Or does AG Rutledge intend on changing the national anthem to a religion-free – there is more to the song than just the first stanza – number? (Not that it matters, but my vote for a new anthem would be split between Cash’s “Man in Black,” Guthrie’s “This Land is Your Land,” the Eagles’ “Take It Easy,” and Norah Jones’ “American Anthem.” Queen, the Stones, Zeppelin, and Prince have qualifying songs, but they’re from Minnesota and other foreign countries.)

Maybe the AG is ready to lead a national campaign to remove “In God We Trust” from our currency. No matter your faith or lack thereof, your coins and cash favor a cosmic deity courtesy of millions of government proclamations produced daily.

Is our liberty-lovin’ AG ready to protect religious conscience by removing the hundreds of thousands of references to the western God and his Ten Commandments from courthouses and capitols around the country? Will she seek to prevent local, state and federal elected bodies from opening their proceedings with prayer? Probably not, even though she believes, as we noted earlier, “Americans should not be forced to participate in activities that violate their religious beliefs against their conscience.”

She won’t do any of those things because she is part of a long line of hypocrites who claim to hold sacred, as noted in her editorial, the “founding principles to ensure liberty for all Americans.” It’s religious conscience if you don’t want to bake a cake, but religious persecution if someone seeks to remove a picture of Jesus from public school classrooms. It wasn’t many years ago when religious conscience allowed a business to not serve blacks, with religious persecution coming in the form of the Civil Rights Act.

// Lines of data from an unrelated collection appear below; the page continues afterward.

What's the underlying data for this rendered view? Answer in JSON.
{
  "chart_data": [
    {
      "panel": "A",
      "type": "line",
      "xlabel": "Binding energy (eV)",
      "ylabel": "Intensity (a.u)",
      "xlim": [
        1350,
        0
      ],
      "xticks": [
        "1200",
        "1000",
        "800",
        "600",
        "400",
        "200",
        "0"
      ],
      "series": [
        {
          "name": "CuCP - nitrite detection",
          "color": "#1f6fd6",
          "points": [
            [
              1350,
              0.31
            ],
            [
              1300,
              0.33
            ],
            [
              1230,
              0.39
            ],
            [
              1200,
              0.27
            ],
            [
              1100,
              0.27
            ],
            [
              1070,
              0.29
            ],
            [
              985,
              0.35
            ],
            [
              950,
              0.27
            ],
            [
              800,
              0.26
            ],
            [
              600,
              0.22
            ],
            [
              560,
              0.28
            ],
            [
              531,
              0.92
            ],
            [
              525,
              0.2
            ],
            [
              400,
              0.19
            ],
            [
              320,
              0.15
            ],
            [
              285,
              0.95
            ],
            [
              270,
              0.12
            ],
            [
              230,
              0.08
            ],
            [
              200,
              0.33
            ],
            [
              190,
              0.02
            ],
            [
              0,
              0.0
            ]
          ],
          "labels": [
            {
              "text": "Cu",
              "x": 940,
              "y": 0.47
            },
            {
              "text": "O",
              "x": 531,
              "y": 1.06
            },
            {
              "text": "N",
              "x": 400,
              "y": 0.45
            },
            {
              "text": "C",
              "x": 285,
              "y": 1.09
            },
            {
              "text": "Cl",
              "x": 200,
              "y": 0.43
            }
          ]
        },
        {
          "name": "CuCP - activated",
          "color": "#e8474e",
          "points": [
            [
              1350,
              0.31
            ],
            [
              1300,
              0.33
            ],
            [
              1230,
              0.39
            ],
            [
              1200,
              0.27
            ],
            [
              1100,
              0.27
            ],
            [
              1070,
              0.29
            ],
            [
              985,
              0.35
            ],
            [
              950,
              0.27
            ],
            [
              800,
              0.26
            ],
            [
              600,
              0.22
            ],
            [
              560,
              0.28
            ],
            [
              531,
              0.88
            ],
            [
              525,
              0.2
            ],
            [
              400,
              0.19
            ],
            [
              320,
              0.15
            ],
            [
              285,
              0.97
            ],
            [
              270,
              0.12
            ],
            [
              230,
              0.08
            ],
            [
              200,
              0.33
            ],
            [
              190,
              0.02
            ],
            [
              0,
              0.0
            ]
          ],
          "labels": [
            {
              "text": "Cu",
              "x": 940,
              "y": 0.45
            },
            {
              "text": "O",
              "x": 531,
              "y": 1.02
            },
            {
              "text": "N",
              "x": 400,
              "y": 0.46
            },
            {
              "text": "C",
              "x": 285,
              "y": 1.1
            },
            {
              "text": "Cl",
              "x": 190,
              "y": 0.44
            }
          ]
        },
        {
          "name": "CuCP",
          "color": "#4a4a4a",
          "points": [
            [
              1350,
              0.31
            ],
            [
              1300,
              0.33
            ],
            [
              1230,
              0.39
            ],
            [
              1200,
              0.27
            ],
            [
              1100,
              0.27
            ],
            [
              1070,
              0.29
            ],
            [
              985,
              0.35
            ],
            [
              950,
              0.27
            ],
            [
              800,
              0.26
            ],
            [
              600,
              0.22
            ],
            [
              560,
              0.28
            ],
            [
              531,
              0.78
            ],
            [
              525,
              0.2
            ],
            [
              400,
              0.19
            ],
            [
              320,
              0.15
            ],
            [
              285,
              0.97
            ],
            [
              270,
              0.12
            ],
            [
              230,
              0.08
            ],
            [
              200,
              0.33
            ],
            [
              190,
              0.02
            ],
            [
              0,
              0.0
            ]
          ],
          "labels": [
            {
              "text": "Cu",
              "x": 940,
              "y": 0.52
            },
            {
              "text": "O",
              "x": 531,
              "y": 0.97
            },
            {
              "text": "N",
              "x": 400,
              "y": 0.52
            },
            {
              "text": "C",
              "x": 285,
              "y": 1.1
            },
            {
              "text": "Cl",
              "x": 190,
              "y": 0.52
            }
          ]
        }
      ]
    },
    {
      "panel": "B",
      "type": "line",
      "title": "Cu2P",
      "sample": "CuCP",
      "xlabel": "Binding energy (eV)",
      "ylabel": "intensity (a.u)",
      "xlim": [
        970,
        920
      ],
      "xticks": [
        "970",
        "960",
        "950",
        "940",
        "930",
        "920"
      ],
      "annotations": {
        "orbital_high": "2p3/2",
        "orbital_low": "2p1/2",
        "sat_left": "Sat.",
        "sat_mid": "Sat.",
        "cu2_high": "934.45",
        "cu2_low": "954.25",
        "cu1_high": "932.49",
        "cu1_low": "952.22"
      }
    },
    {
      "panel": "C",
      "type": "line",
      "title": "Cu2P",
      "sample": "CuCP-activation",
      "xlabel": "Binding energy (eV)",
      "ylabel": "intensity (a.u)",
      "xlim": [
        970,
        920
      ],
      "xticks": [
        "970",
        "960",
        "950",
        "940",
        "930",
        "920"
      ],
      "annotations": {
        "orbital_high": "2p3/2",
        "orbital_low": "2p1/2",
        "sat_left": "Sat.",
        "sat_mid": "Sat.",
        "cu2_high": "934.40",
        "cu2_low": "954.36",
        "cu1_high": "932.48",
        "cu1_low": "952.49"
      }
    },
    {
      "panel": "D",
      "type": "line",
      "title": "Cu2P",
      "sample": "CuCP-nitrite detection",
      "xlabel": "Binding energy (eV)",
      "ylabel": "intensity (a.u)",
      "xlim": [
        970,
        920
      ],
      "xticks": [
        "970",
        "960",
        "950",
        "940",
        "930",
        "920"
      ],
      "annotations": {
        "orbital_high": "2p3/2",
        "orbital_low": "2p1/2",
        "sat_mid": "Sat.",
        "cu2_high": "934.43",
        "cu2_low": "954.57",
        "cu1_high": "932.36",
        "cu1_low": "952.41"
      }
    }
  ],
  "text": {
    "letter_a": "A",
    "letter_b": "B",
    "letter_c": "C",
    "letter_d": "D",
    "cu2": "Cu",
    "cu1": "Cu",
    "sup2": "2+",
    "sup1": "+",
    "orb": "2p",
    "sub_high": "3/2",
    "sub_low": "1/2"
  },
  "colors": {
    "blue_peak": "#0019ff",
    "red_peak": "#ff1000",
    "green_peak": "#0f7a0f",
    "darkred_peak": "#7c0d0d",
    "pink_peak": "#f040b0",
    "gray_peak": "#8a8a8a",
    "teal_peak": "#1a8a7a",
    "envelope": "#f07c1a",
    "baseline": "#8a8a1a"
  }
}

In referring to the Supreme Court rulings, she dialed up the irony to 11 with this gem: “Each of these cases is about liberty of conscience – the inability of the government to dictate how citizens think and feel without punishment for believing something different than others believe.”

This criticism of the AG’s editorial is not about rejecting religion; rather, it’s a reminder of how well-meaning people and ill-mannered governments frequently hijack something so individually important and private as a relationship with a deity.

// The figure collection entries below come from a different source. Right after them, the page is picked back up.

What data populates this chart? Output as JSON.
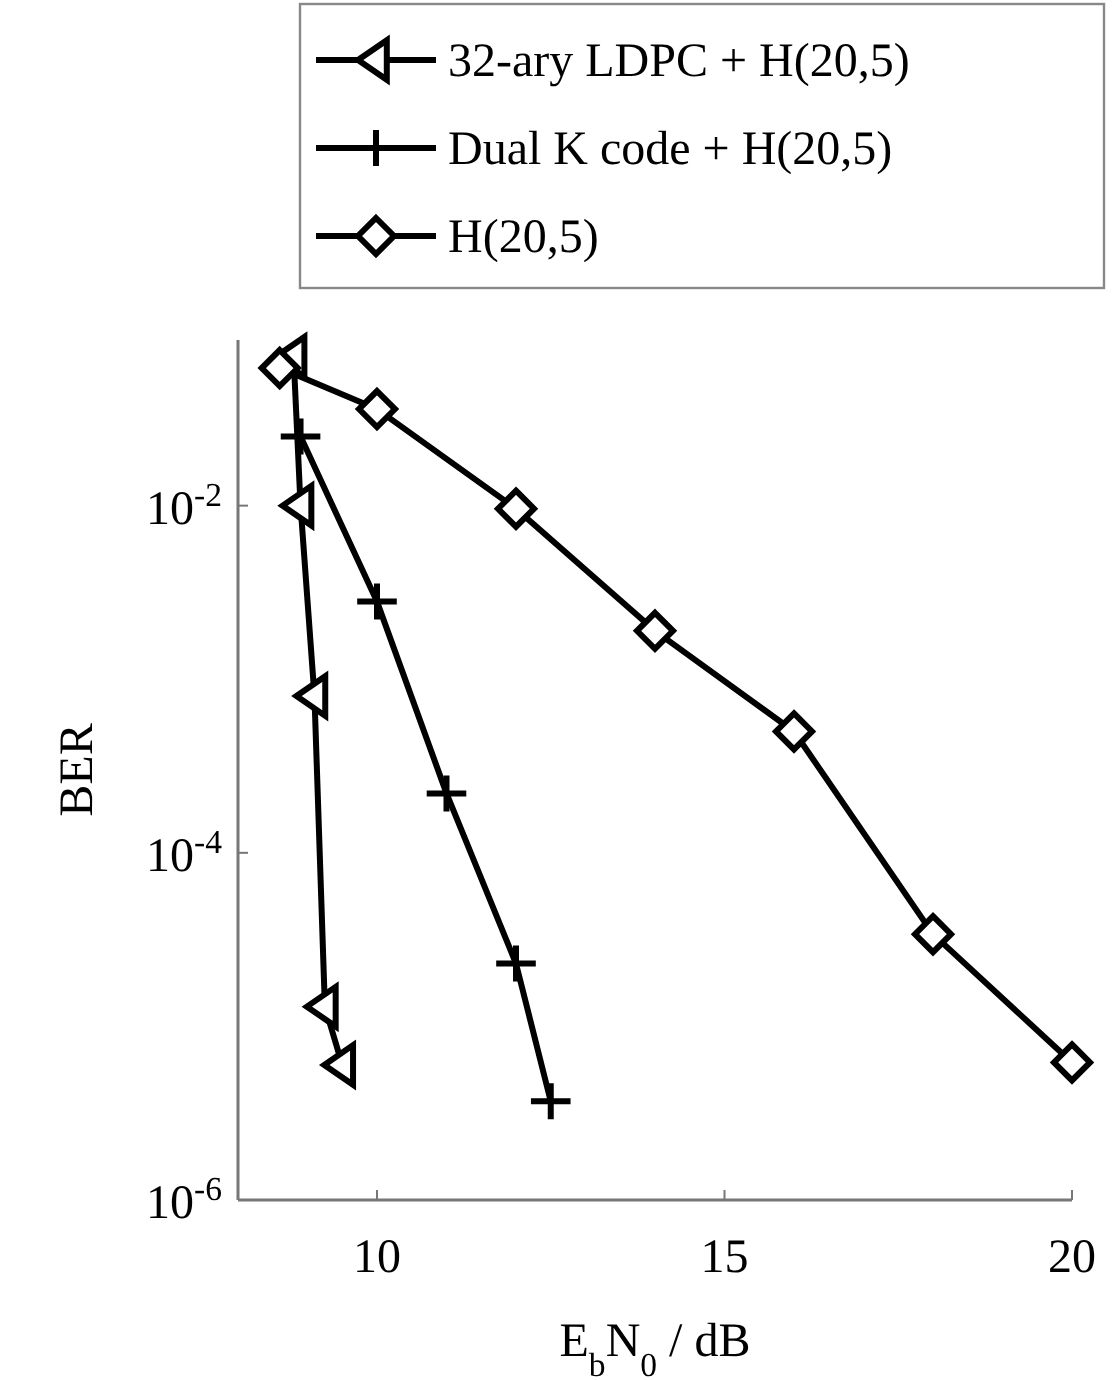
{
  "chart_data": {
    "type": "line",
    "xlabel": "E$_{b}$N$_{0}$ / dB",
    "ylabel": "BER",
    "log": "y",
    "xlim": [
      8,
      20
    ],
    "ylim": [
      1e-06,
      0.09
    ],
    "xticks": [
      10,
      15,
      20
    ],
    "yticks": [
      {
        "value": 1e-06,
        "label": "10$^{-6}$"
      },
      {
        "value": 0.0001,
        "label": "10$^{-4}$"
      },
      {
        "value": 0.01,
        "label": "10$^{-2}$"
      }
    ],
    "grid": false,
    "legend": "top",
    "line_style": "solid",
    "series": [
      {
        "name": "32-ary LDPC + H(20,5)",
        "color": "#000000",
        "marker": "triangle",
        "x": [
          8.8,
          8.9,
          9.1,
          9.25,
          9.5
        ],
        "values": [
          0.072,
          0.01,
          0.0008,
          1.3e-05,
          6e-06
        ]
      },
      {
        "name": "Dual K code + H(20,5)",
        "color": "#000000",
        "marker": "cross",
        "x": [
          8.9,
          10,
          11,
          12,
          12.5
        ],
        "values": [
          0.025,
          0.0028,
          0.00022,
          2.3e-05,
          3.7e-06
        ]
      },
      {
        "name": "H(20,5)",
        "color": "#000000",
        "marker": "diamond",
        "x": [
          8.6,
          10,
          12,
          14,
          16,
          18,
          20
        ],
        "values": [
          0.062,
          0.036,
          0.0096,
          0.0019,
          0.0005,
          3.4e-05,
          6.2e-06
        ]
      }
    ]
  }
}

This criticism is about protecting freedom. Religion of all forms has been used – and continues to be used – to justify the oppression and murder of an unfathomable number of people throughout recorded history. We’ve used religion to justify wars, monarchical rule, the shackling of science, slavery, lynching, subjugation of women, destroying libraries, genital mutilation, and a long list of other abhorrent realities that, unfortunately, are always just a generation or two from bubbling back to erase “liberty for all Americans.”

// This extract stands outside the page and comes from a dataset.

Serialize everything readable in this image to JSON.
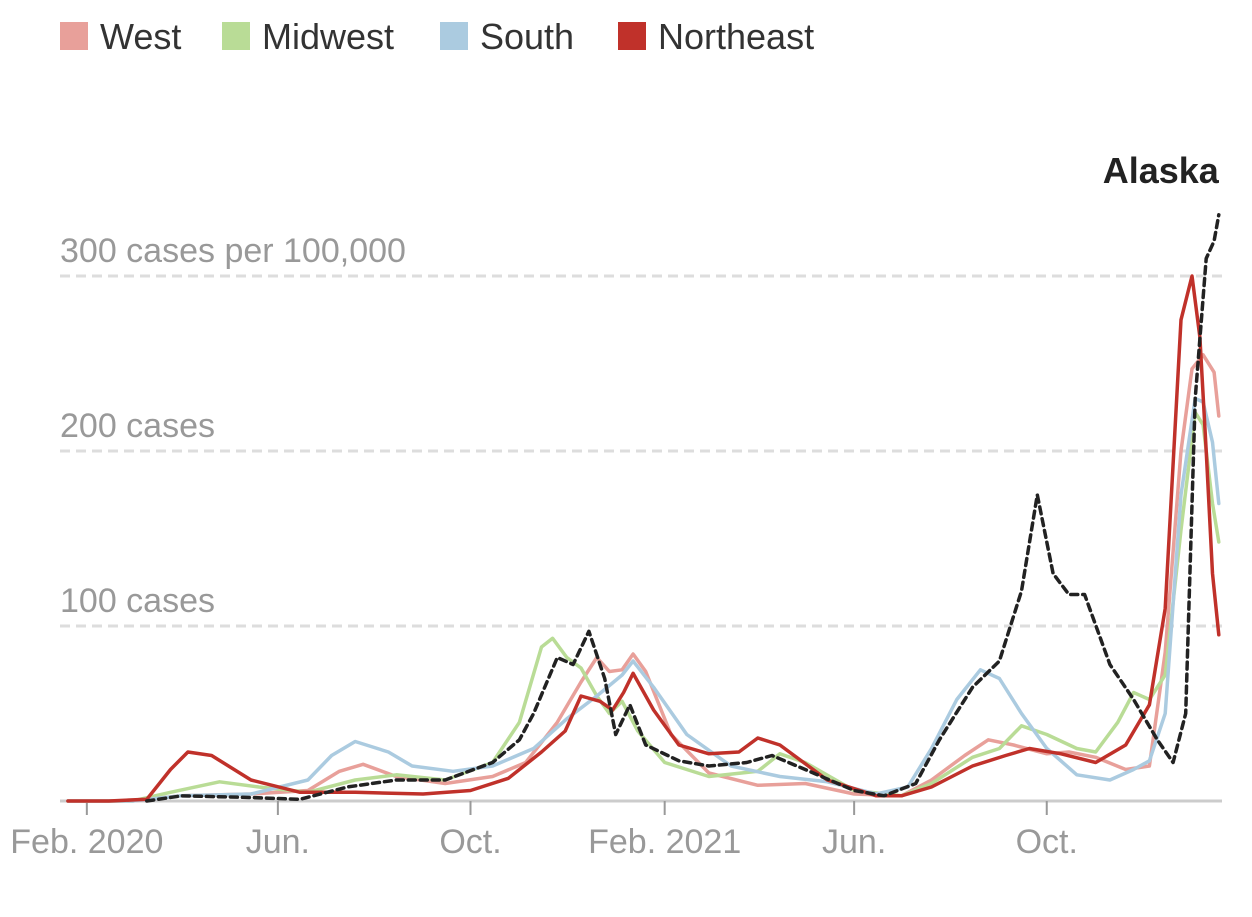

It is not religious persecution when a society begins to amend and correct the decades-long (if not centuries-long) promotion of a preferred religion. The government today that leans toward western religion may tomorrow lean toward eastern religion. Picture the majority-approved star and crescent in every public school room; persecution or conscience?

Eliminating government preference for a religion should be preferred by the faithful because it is the best way to secure “the inability of the government to dictate how citizens think and feel without punishment for believing something different than others believe.”

Thanks, AG Rutledge, for the gift of your editorial; for reminding us during this Independence Day week that we should be ever vigilant in our assessment of those elected to uphold the rule of law.